I found this neat little article in the ebay guides. Not exclusively related to sealed PS2 collecting but it is good, sound advice about collecting and ebaying any type of sealed video game.
Some video games (especially the older 'retro' ones) can certainly go for quite cheap, even if they are in mint condition complete with box and manual. However, the value of a game can increase 1000% if the game is 'factory sealed' - these can be worth their weight in gold to collectors. But just think - if people can buy a complete Legend of Zelda for 20 bucks, reseal it and sell it for $500, well, thats too much of a temptation for some. How can you tell if someone is selling you a resealed game?
In this case, Nintendo has the infamous 'horizontal sealing line' across the back, but this is certainly not impossible to reproduce with a little practice. So, what else can you look for?
Common sense ought to be your guide here, so look at the overall picture:
What does the shrinkwarp look like? Is it neat, professional? Or are there sloppy, loose corners? Lots of wrinkles?
Is there a price tag? Do you recognize the tag (Toys R Us, Babbages, KayBee...)? What shape is the tag in? Are there signs of wear or fading, or does it look like it was printed yesterday? Does the pricing on the tag make any sense? For example, a game might go for $51.00, or $51.99, but who has ever seen a game go for $51.82? Are all of the seller's games showing the same price tag? While its possible that the seller did get all of their games from the same source, taken in to account with other factors it can be a little suspicious.

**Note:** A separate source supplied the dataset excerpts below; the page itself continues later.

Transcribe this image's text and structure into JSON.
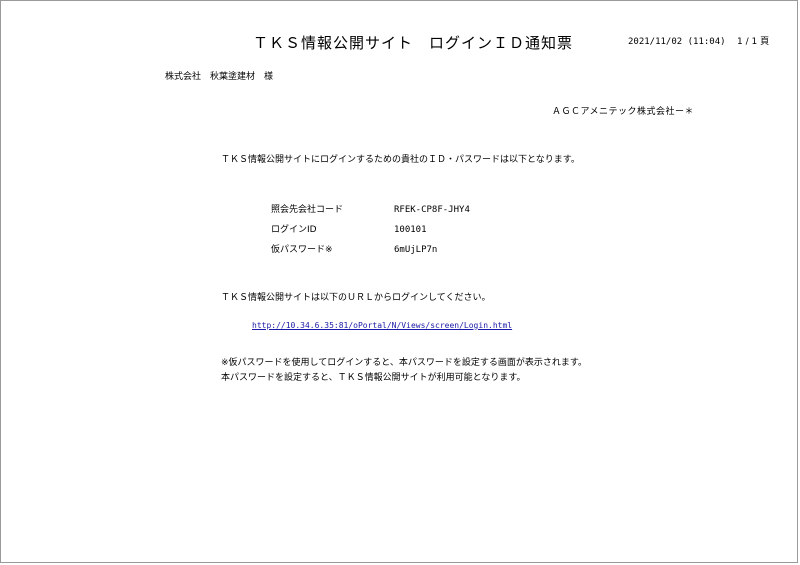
{
  "header": {
    "title": "ＴＫＳ情報公開サイト　ログインＩＤ通知票",
    "date": "2021/11/02 (11:04)",
    "page": "1 / 1 頁"
  },
  "recipient": "株式会社　秋葉塗建材　様",
  "sender": "ＡＧＣアメニテック株式会社ー＊",
  "intro": "ＴＫＳ情報公開サイトにログインするための貴社のＩＤ・パスワードは以下となります。",
  "credentials": [
    {
      "label": "照会先会社コード",
      "value": "RFEK-CP8F-JHY4"
    },
    {
      "label": "ログインID",
      "value": "100101"
    },
    {
      "label": "仮パスワード※",
      "value": "6mUjLP7n"
    }
  ],
  "login": {
    "intro": "ＴＫＳ情報公開サイトは以下のＵＲＬからログインしてください。",
    "url": "http://10.34.6.35:81/oPortal/N/Views/screen/Login.html"
  },
  "notes": [
    "※仮パスワードを使用してログインすると、本パスワードを設定する画面が表示されます。",
    "本パスワードを設定すると、ＴＫＳ情報公開サイトが利用可能となります。"
  ]
}
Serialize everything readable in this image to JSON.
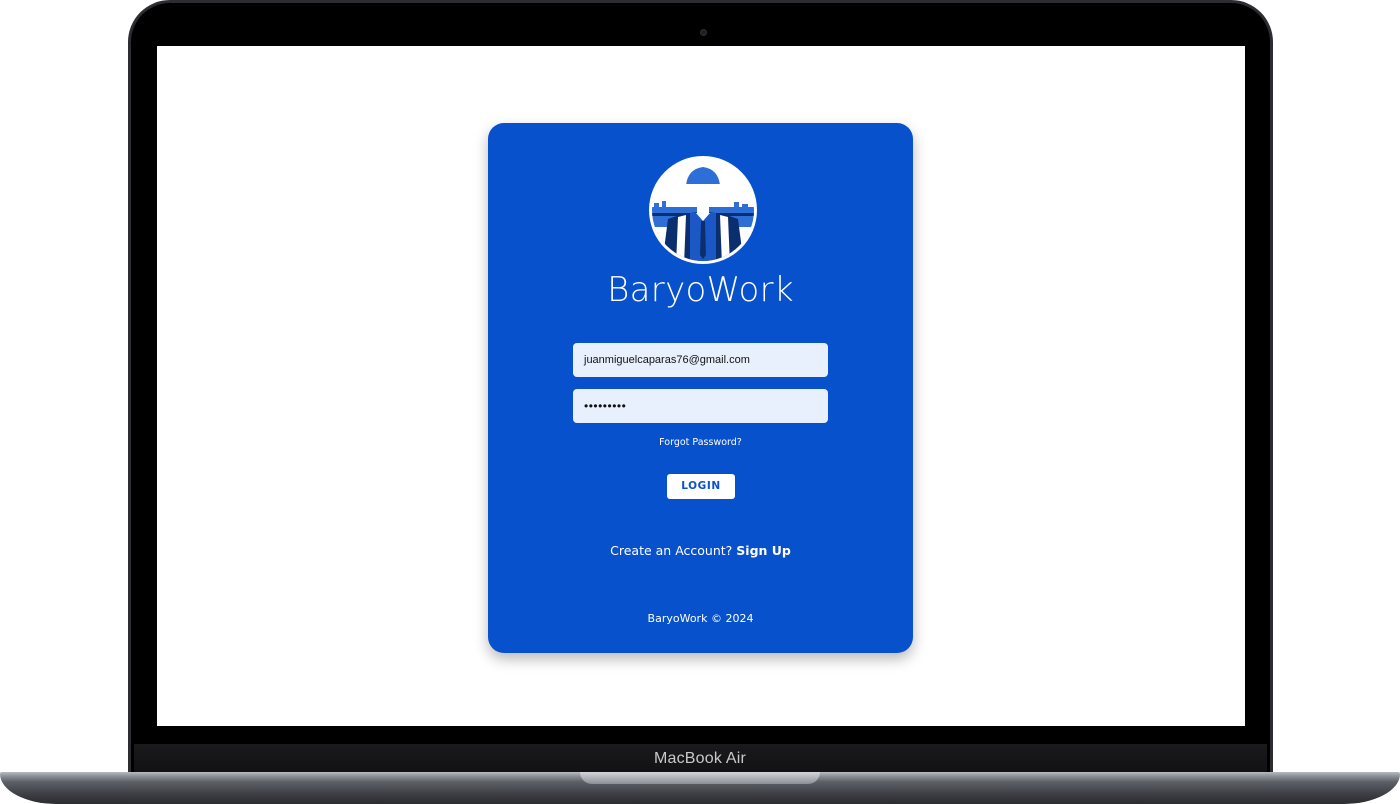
{
  "device": {
    "label": "MacBook Air"
  },
  "login": {
    "app_name": "BaryoWork",
    "logo_icon": "construction-worker-icon",
    "email_value": "juanmiguelcaparas76@gmail.com",
    "password_masked": "•••••••••",
    "forgot_password_label": "Forgot Password?",
    "login_label": "LOGIN",
    "signup_prompt": "Create an Account?",
    "signup_link": "Sign Up",
    "footer": "BaryoWork © 2024"
  },
  "colors": {
    "card": "#0751cc",
    "input_bg": "#e8f0fe",
    "button_bg": "#ffffff",
    "button_text": "#0751cc"
  }
}
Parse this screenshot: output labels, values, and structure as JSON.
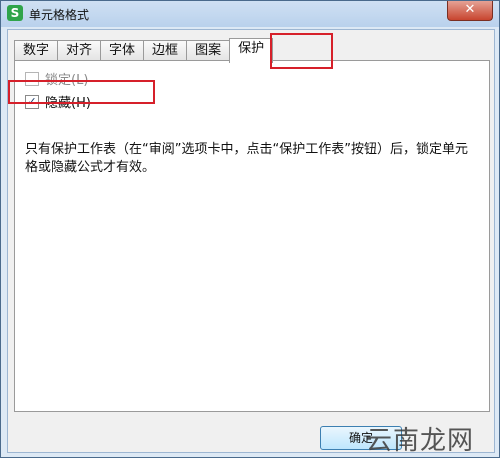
{
  "window": {
    "title": "单元格格式",
    "app_icon_letter": "S",
    "close_glyph": "✕"
  },
  "tabs": [
    {
      "label": "数字"
    },
    {
      "label": "对齐"
    },
    {
      "label": "字体"
    },
    {
      "label": "边框"
    },
    {
      "label": "图案"
    },
    {
      "label": "保护"
    }
  ],
  "active_tab": "保护",
  "protection": {
    "lock_label": "锁定(L)",
    "lock_checked": false,
    "hide_label": "隐藏(H)",
    "hide_checked": true,
    "check_glyph": "✓",
    "description": "只有保护工作表（在“审阅”选项卡中，点击“保护工作表”按钮）后，锁定单元格或隐藏公式才有效。"
  },
  "buttons": {
    "ok_label": "确定"
  },
  "watermark": "云南龙网",
  "colors": {
    "highlight": "#d6202a",
    "title_bar": "#b9d1ec"
  }
}
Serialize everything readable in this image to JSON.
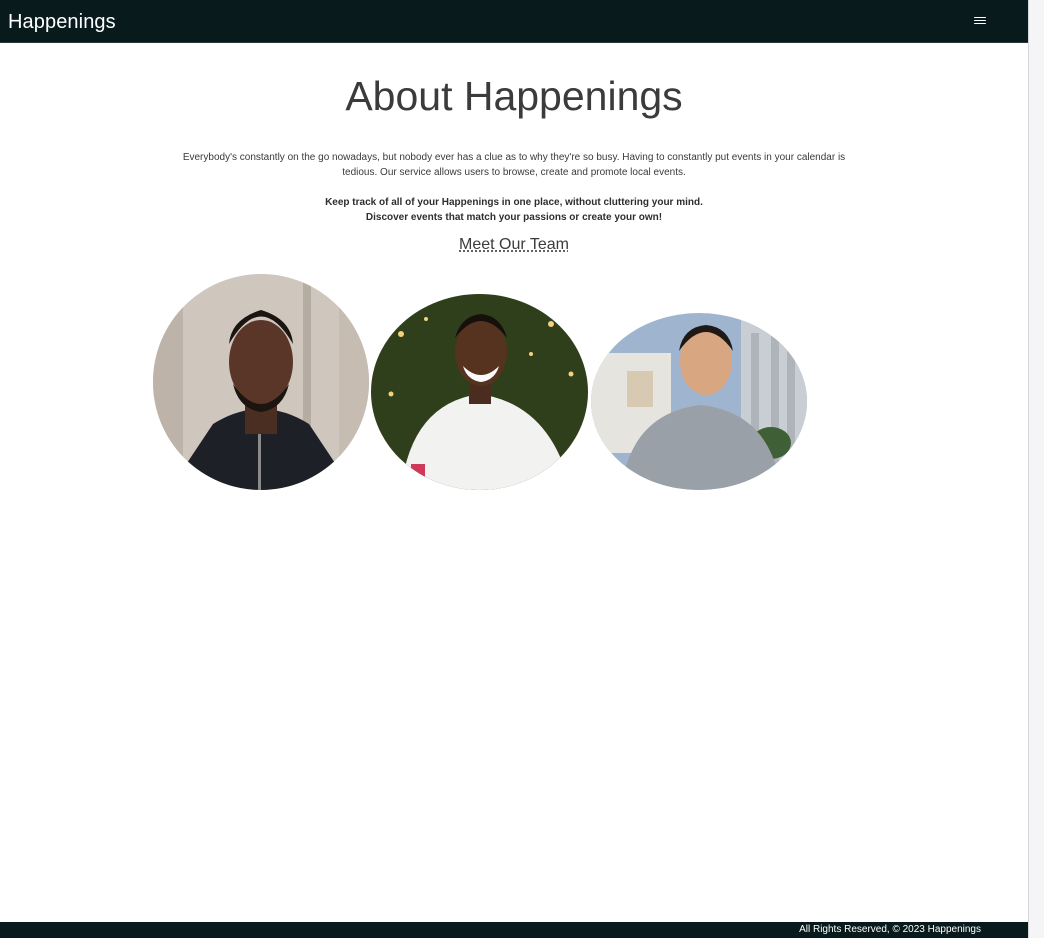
{
  "navbar": {
    "brand": "Happenings",
    "menu_icon": "hamburger-menu-icon"
  },
  "about": {
    "title": "About Happenings",
    "intro": "Everybody's constantly on the go nowadays, but nobody ever has a clue as to why they're so busy. Having to constantly put events in your calendar is tedious. Our service allows users to browse, create and promote local events.",
    "tagline_line1": "Keep track of all of your Happenings in one place, without cluttering your mind.",
    "tagline_line2": "Discover events that match your passions or create your own!"
  },
  "team": {
    "heading": "Meet Our Team",
    "members": [
      {
        "photo": "team-member-1-photo"
      },
      {
        "photo": "team-member-2-photo"
      },
      {
        "photo": "team-member-3-photo"
      }
    ]
  },
  "footer": {
    "text": "All Rights Reserved, © 2023 Happenings"
  },
  "colors": {
    "navbar_bg": "#081a1c",
    "text": "#3b3b3b",
    "page_bg": "#ffffff"
  }
}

Is there a hang tab? What shape is it in? Are there signs that it was ever used to hang the game? Does it look its age, or does it look brand new?
Try to get a good look at the edges and corners of the box beneath the shrinkwrap. Are there any signs of wear or rubbing that would indicate that that box has had some use prior to being wrapped? The 'hinge' on the lids of boxes is an excellent place to check, and the corners along the bottom also.
These are just some things to think about. While it is entirely possible that someone 25 years ago had the foresight to seal NES games in a vacuum bag or similar to protect the price tag/hang tag, or that some local store accidentally marked games at $42.85, or that Nintendo turned out a few sloppy sealing jobs - the odds are not high. So, also consider your seller:
What is the sellers feedback? If there are any negatives/neutrals - does it concern fraud? Keep in mind that if the seller is limiting his cheating only to sealed games he may never be found out. Most people will not spend $200 on a sealed game and then open it just to see if it looks tampered with, or kick off a foreniscs investigation to see if the box has ever been opened..
Check the sellers buy/sell history. If they have bought a shrinkwrap machine or a price tag maker, you might want to be a little more careful when dealing with this seller. If they have just bought the same games (unsealed) as you are now seeing for sale sealed...well....you have been warned.